A secondary goal in training is the ability to acquire efficiency in new skills and, importantly, to innovate entirely new skills.

It is important to note that a ‘skill’ is not something acquired by the mere rote repetition of a specific function, but is a result of physical, mental and emotional integration and is something best measured by how effortlessly one can complete a task. Efficiency, for example demonstrated through stealth training and lightness of touch, is central to parkour. We aim to ‘make silence’ as we train, to go unnoticed as we pass through any environment and to leave no trace of our passing as we go. And anyone who practises parkour soon realises just how powerful the mind can be in restricting one’s own potential, as the art shines a bright spotlight on how much fear-reactivity hinders our every move: parkour is as much mental and emotional as it is physical.
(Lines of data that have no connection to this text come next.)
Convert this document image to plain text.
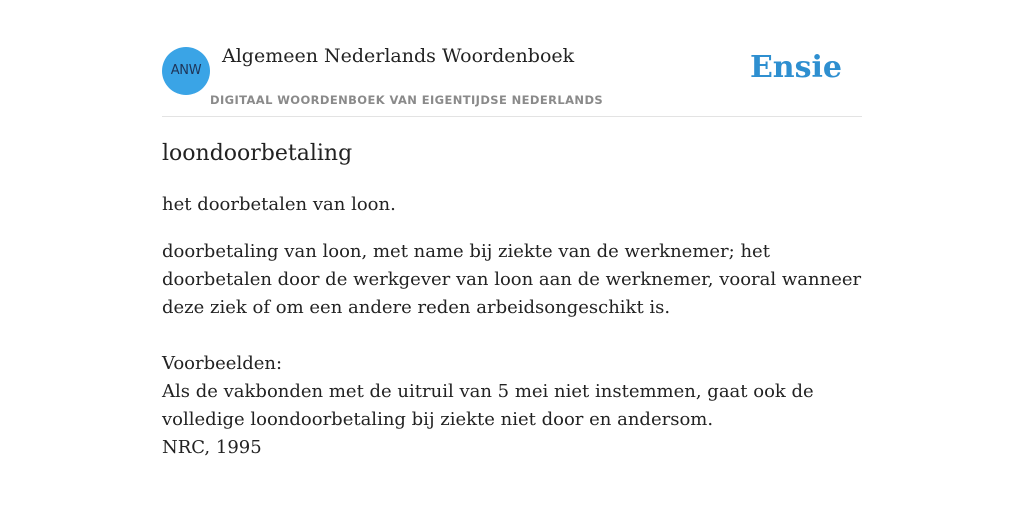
ANW
Algemeen Nederlands Woordenboek
DIGITAAL WOORDENBOEK VAN EIGENTIJDSE NEDERLANDS
Ensie
loondoorbetaling

het doorbetalen van loon.

doorbetaling van loon, met name bij ziekte van de werknemer; het doorbetalen door de werkgever van loon aan de werknemer, vooral wanneer deze ziek of om een andere reden arbeidsongeschikt is.

Voorbeelden:

Als de vakbonden met de uitruil van 5 mei niet instemmen, gaat ook de volledige loondoorbetaling bij ziekte niet door en andersom.

NRC, 1995
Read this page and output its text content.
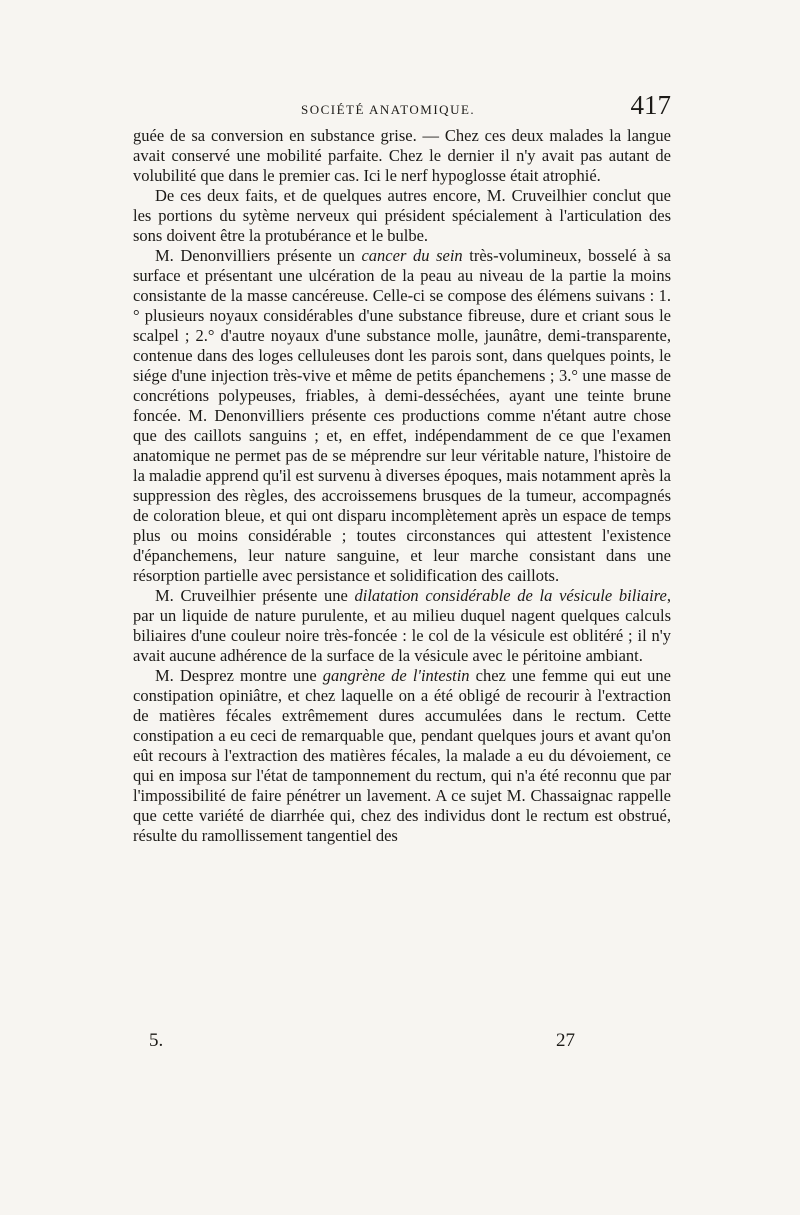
SOCIÉTÉ ANATOMIQUE.	417

guée de sa conversion en substance grise. — Chez ces deux malades la langue avait conservé une mobilité parfaite. Chez le dernier il n'y avait pas autant de volubilité que dans le premier cas. Ici le nerf hypoglosse était atrophié.

De ces deux faits, et de quelques autres encore, M. Cruveilhier conclut que les portions du sytème nerveux qui président spécialement à l'articulation des sons doivent être la protubérance et le bulbe.

M. Denonvilliers présente un cancer du sein très-volumineux, bosselé à sa surface et présentant une ulcération de la peau au niveau de la partie la moins consistante de la masse cancéreuse. Celle-ci se compose des élémens suivans : 1.° plusieurs noyaux considérables d'une substance fibreuse, dure et criant sous le scalpel ; 2.° d'autre noyaux d'une substance molle, jaunâtre, demi-transparente, contenue dans des loges celluleuses dont les parois sont, dans quelques points, le siége d'une injection très-vive et même de petits épanchemens ; 3.° une masse de concrétions polypeuses, friables, à demi-desséchées, ayant une teinte brune foncée. M. Denonvilliers présente ces productions comme n'étant autre chose que des caillots sanguins ; et, en effet, indépendamment de ce que l'examen anatomique ne permet pas de se méprendre sur leur véritable nature, l'histoire de la maladie apprend qu'il est survenu à diverses époques, mais notamment après la suppression des règles, des accroissemens brusques de la tumeur, accompagnés de coloration bleue, et qui ont disparu incomplètement après un espace de temps plus ou moins considérable ; toutes circonstances qui attestent l'existence d'épanchemens, leur nature sanguine, et leur marche consistant dans une résorption partielle avec persistance et solidification des caillots.

M. Cruveilhier présente une dilatation considérable de la vésicule biliaire, par un liquide de nature purulente, et au milieu duquel nagent quelques calculs biliaires d'une couleur noire très-foncée : le col de la vésicule est oblitéré ; il n'y avait aucune adhérence de la surface de la vésicule avec le péritoine ambiant.

M. Desprez montre une gangrène de l'intestin chez une femme qui eut une constipation opiniâtre, et chez laquelle on a été obligé de recourir à l'extraction de matières fécales extrêmement dures accumulées dans le rectum. Cette constipation a eu ceci de remarquable que, pendant quelques jours et avant qu'on eût recours à l'extraction des matières fécales, la malade a eu du dévoiement, ce qui en imposa sur l'état de tamponnement du rectum, qui n'a été reconnu que par l'impossibilité de faire pénétrer un lavement. A ce sujet M. Chassaignac rappelle que cette variété de diarrhée qui, chez des individus dont le rectum est obstrué, résulte du ramollissement tangentiel des

5.	27
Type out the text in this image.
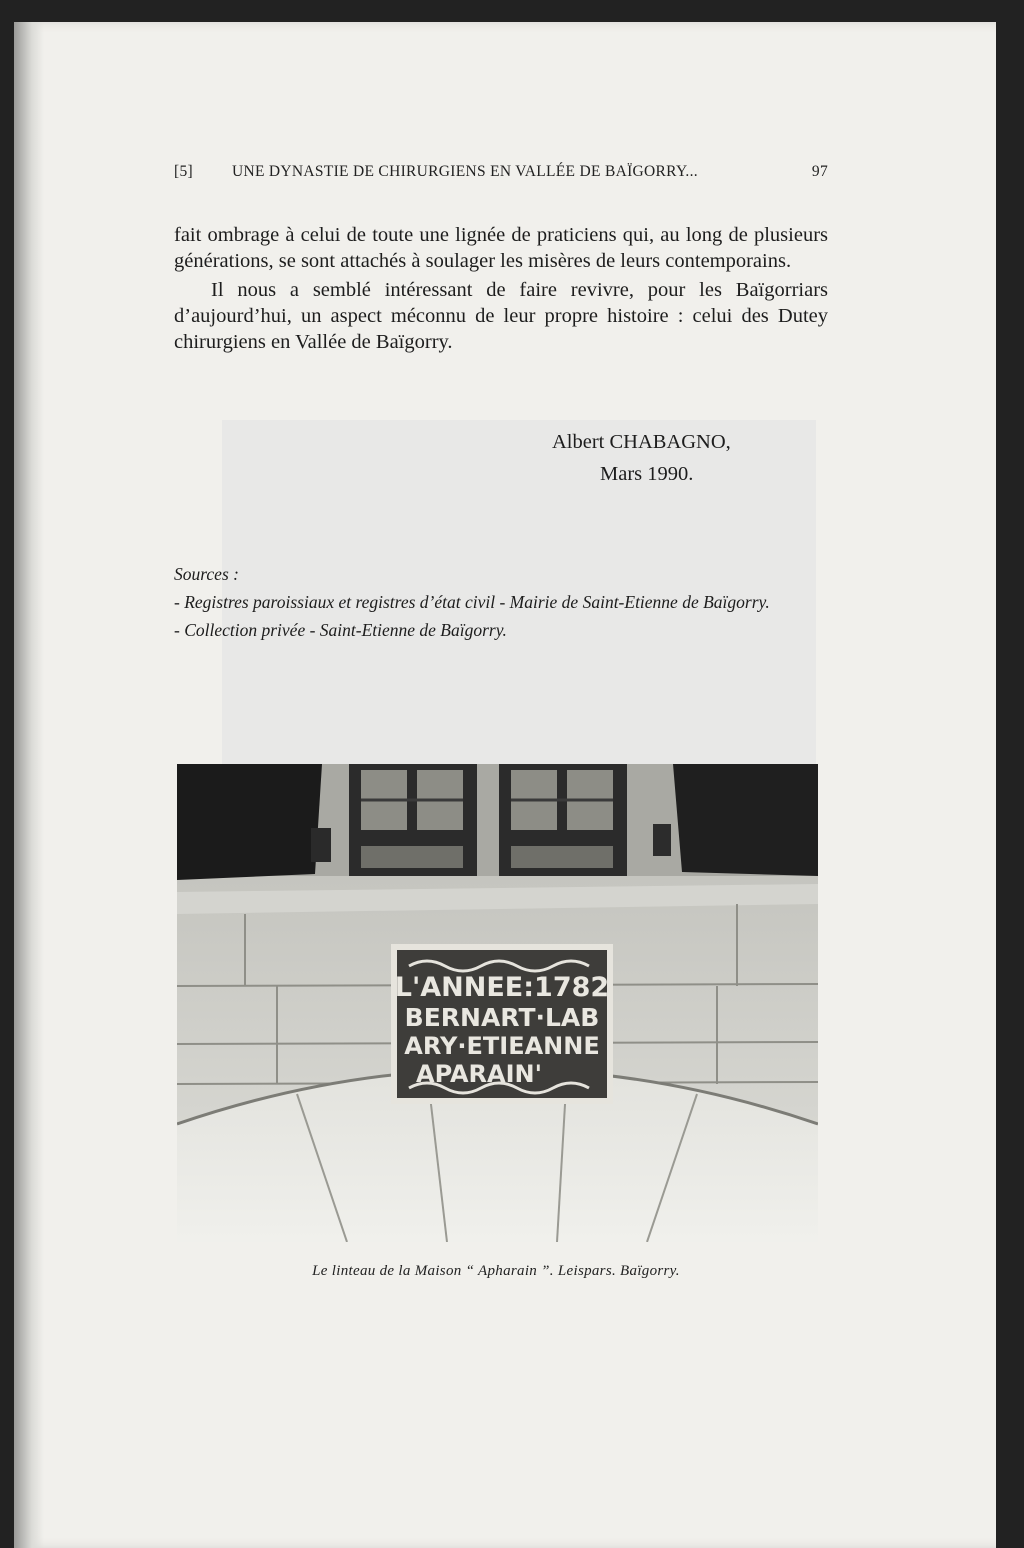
[5]	UNE DYNASTIE DE CHIRURGIENS EN VALLÉE DE BAÏGORRY...	97

fait ombrage à celui de toute une lignée de praticiens qui, au long de plusieurs générations, se sont attachés à soulager les misères de leurs contemporains.

Il nous a semblé intéressant de faire revivre, pour les Baïgorriars d’aujourd’hui, un aspect méconnu de leur propre histoire : celui des Dutey chirurgiens en Vallée de Baïgorry.

Albert CHABAGNO,
Mars 1990.
Sources :
- Registres paroissiaux et registres d’état civil - Mairie de Saint-Etienne de Baïgorry.
- Collection privée - Saint-Etienne de Baïgorry.
L'ANNEE:1782
BERNART·LAB
ARY·ETIEANNE
APARAIN'
Le linteau de la Maison “ Apharain ”. Leispars. Baïgorry.
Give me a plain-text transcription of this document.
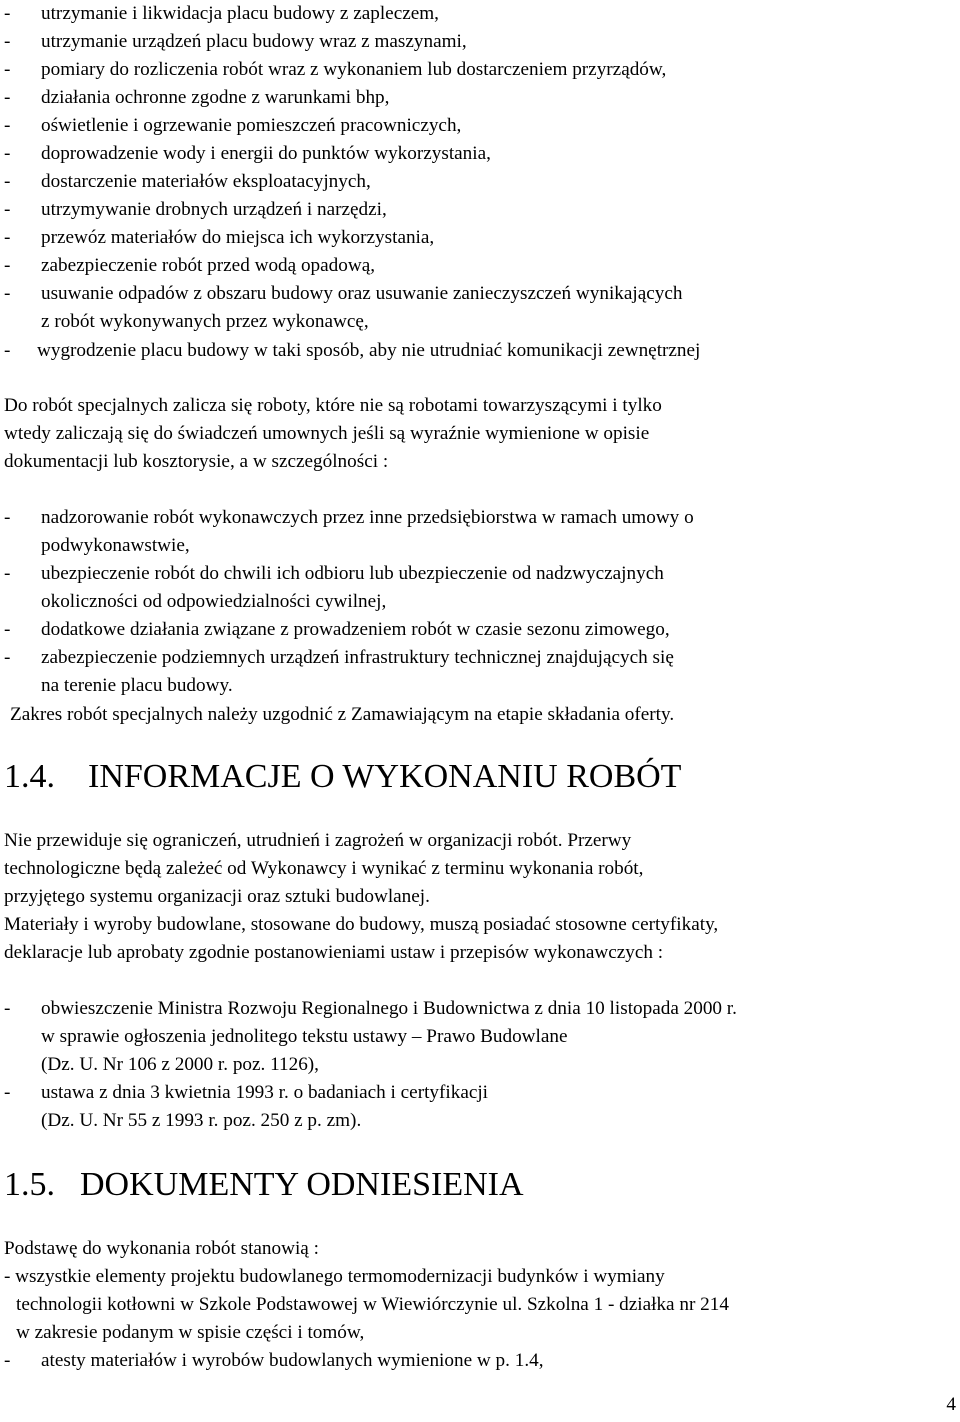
- utrzymanie i likwidacja placu budowy z zapleczem,
- utrzymanie urządzeń placu budowy wraz z maszynami,
- pomiary do rozliczenia robót wraz z wykonaniem lub dostarczeniem przyrządów,
- działania ochronne zgodne z warunkami bhp,
- oświetlenie i ogrzewanie pomieszczeń pracowniczych,
- doprowadzenie wody i energii do punktów wykorzystania,
- dostarczenie materiałów eksploatacyjnych,
- utrzymywanie drobnych urządzeń i narzędzi,
- przewóz materiałów do miejsca ich wykorzystania,
- zabezpieczenie robót przed wodą opadową,
- usuwanie odpadów z obszaru budowy oraz usuwanie zanieczyszczeń wynikających
z robót wykonywanych przez wykonawcę,
- wygrodzenie placu budowy w taki sposób, aby nie utrudniać komunikacji zewnętrznej
Do robót specjalnych zalicza się roboty, które nie są robotami towarzyszącymi i tylko
wtedy zaliczają się do świadczeń umownych jeśli są wyraźnie wymienione w opisie
dokumentacji lub kosztorysie, a w szczególności :
- nadzorowanie robót wykonawczych przez inne przedsiębiorstwa w ramach umowy o
podwykonawstwie,
- ubezpieczenie robót do chwili ich odbioru lub ubezpieczenie od nadzwyczajnych
okoliczności od odpowiedzialności cywilnej,
- dodatkowe działania związane z prowadzeniem robót w czasie sezonu zimowego,
- zabezpieczenie podziemnych urządzeń infrastruktury technicznej znajdujących się
na terenie placu budowy.
Zakres robót specjalnych należy uzgodnić z Zamawiającym na etapie składania oferty.
1.4. INFORMACJE O WYKONANIU ROBÓT
Nie przewiduje się ograniczeń, utrudnień i zagrożeń w organizacji robót. Przerwy
technologiczne będą zależeć od Wykonawcy i wynikać z terminu wykonania robót,
przyjętego systemu organizacji oraz sztuki budowlanej.
Materiały i wyroby budowlane, stosowane do budowy, muszą posiadać stosowne certyfikaty,
deklaracje lub aprobaty zgodnie postanowieniami ustaw i przepisów wykonawczych :
- obwieszczenie Ministra Rozwoju Regionalnego i Budownictwa z dnia 10 listopada 2000 r.
w sprawie ogłoszenia jednolitego tekstu ustawy – Prawo Budowlane
(Dz. U. Nr 106 z 2000 r. poz. 1126),
- ustawa z dnia 3 kwietnia 1993 r. o badaniach i certyfikacji
(Dz. U. Nr 55 z 1993 r. poz. 250 z p. zm).
1.5. DOKUMENTY ODNIESIENIA
Podstawę do wykonania robót stanowią :
- wszystkie elementy projektu budowlanego termomodernizacji budynków i wymiany
technologii kotłowni w Szkole Podstawowej w Wiewiórczynie ul. Szkolna 1 - działka nr 214
w zakresie podanym w spisie części i tomów,
- atesty materiałów i wyrobów budowlanych wymienione w p. 1.4,
4
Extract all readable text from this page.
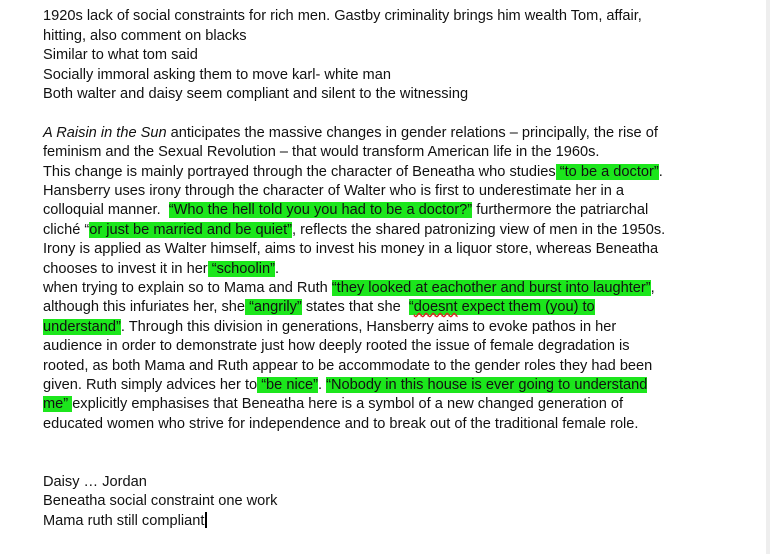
1920s lack of social constraints for rich men. Gastby criminality brings him wealth Tom, affair,
hitting, also comment on blacks
Similar to what tom said
Socially immoral asking them to move karl- white man
Both walter and daisy seem compliant and silent to the witnessing
A Raisin in the Sun anticipates the massive changes in gender relations – principally, the rise of
feminism and the Sexual Revolution – that would transform American life in the 1960s.
This change is mainly portrayed through the character of Beneatha who studies “to be a doctor”.
Hansberry uses irony through the character of Walter who is first to underestimate her in a
colloquial manner.  “Who the hell told you you had to be a doctor?” furthermore the patriarchal
cliché “or just be married and be quiet”, reflects the shared patronizing view of men in the 1950s.
Irony is applied as Walter himself, aims to invest his money in a liquor store, whereas Beneatha
chooses to invest it in her “schoolin”.
when trying to explain so to Mama and Ruth “they looked at eachother and burst into laughter”,
although this infuriates her, she “angrily” states that she  “doesnt expect them (you) to
understand”. Through this division in generations, Hansberry aims to evoke pathos in her
audience in order to demonstrate just how deeply rooted the issue of female degradation is
rooted, as both Mama and Ruth appear to be accommodate to the gender roles they had been
given. Ruth simply advices her to “be nice”. “Nobody in this house is ever going to understand
me” explicitly emphasises that Beneatha here is a symbol of a new changed generation of
educated women who strive for independence and to break out of the traditional female role.
Daisy … Jordan
Beneatha social constraint one work
Mama ruth still compliant
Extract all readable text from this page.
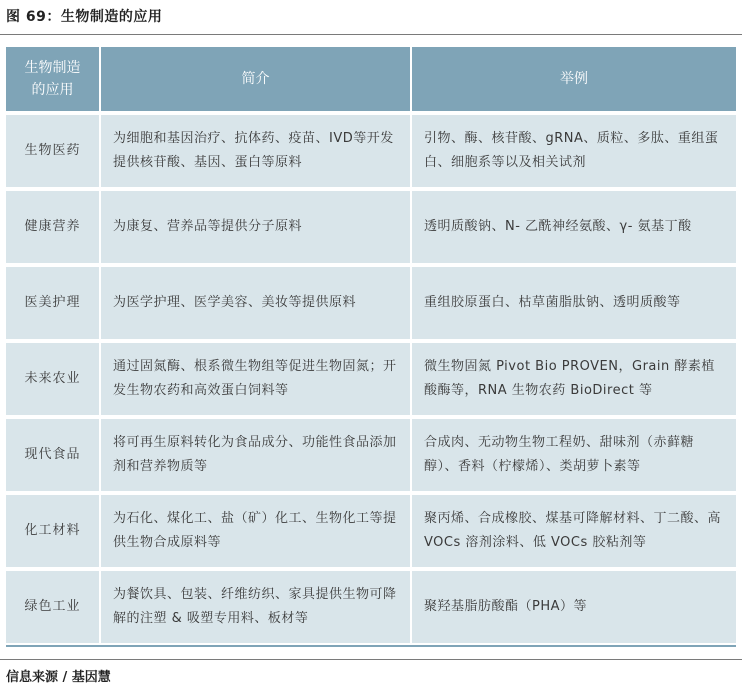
图 69：生物制造的应用
生物制造
的应用	简介	举例
生物医药	为细胞和基因治疗、抗体药、疫苗、IVD等开发提供核苷酸、基因、蛋白等原料	引物、酶、核苷酸、gRNA、质粒、多肽、重组蛋白、细胞系等以及相关试剂
健康营养	为康复、营养品等提供分子原料	透明质酸钠、N- 乙酰神经氨酸、γ- 氨基丁酸
医美护理	为医学护理、医学美容、美妆等提供原料	重组胶原蛋白、枯草菌脂肽钠、透明质酸等
未来农业	通过固氮酶、根系微生物组等促进生物固氮；开发生物农药和高效蛋白饲料等	微生物固氮 Pivot Bio PROVEN，Grain 酵素植酸酶等，RNA 生物农药 BioDirect 等
现代食品	将可再生原料转化为食品成分、功能性食品添加剂和营养物质等	合成肉、无动物生物工程奶、甜味剂（赤藓糖醇）、香料（柠檬烯）、类胡萝卜素等
化工材料	为石化、煤化工、盐（矿）化工、生物化工等提供生物合成原料等	聚丙烯、合成橡胶、煤基可降解材料、丁二酸、高 VOCs 溶剂涂料、低 VOCs 胶粘剂等
绿色工业	为餐饮具、包装、纤维纺织、家具提供生物可降解的注塑 & 吸塑专用料、板材等	聚羟基脂肪酸酯（PHA）等
信息来源 / 基因慧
Once this fear-reactivity is overcome, good parkour makes impossible actions seem not only possible but also quite effortless. Obstacles and barriers are traversed in the blink of an eye, difficult terrain negotiated without the impediment of fear or anxiety, and what most would see as obstacles to movement become partners and springboards along one’s route.

An important part of this secondary goal is to tap the innate genius of each individual’s physical expression of fitness; innovation and adaptation are crucial. Parkour is often wrongly described as an urbansport or art, when the truth is that parkour aims to teach the individual to be able to adapt his movement to absolutely any environment, and in any situation. Practitioners are encouraged to train in built-up areas as well as in rural surroundings, upon coastal rock formations, within forests and jungles; indeed, anywhere that presents the opportunity for challenge and discovery through movement.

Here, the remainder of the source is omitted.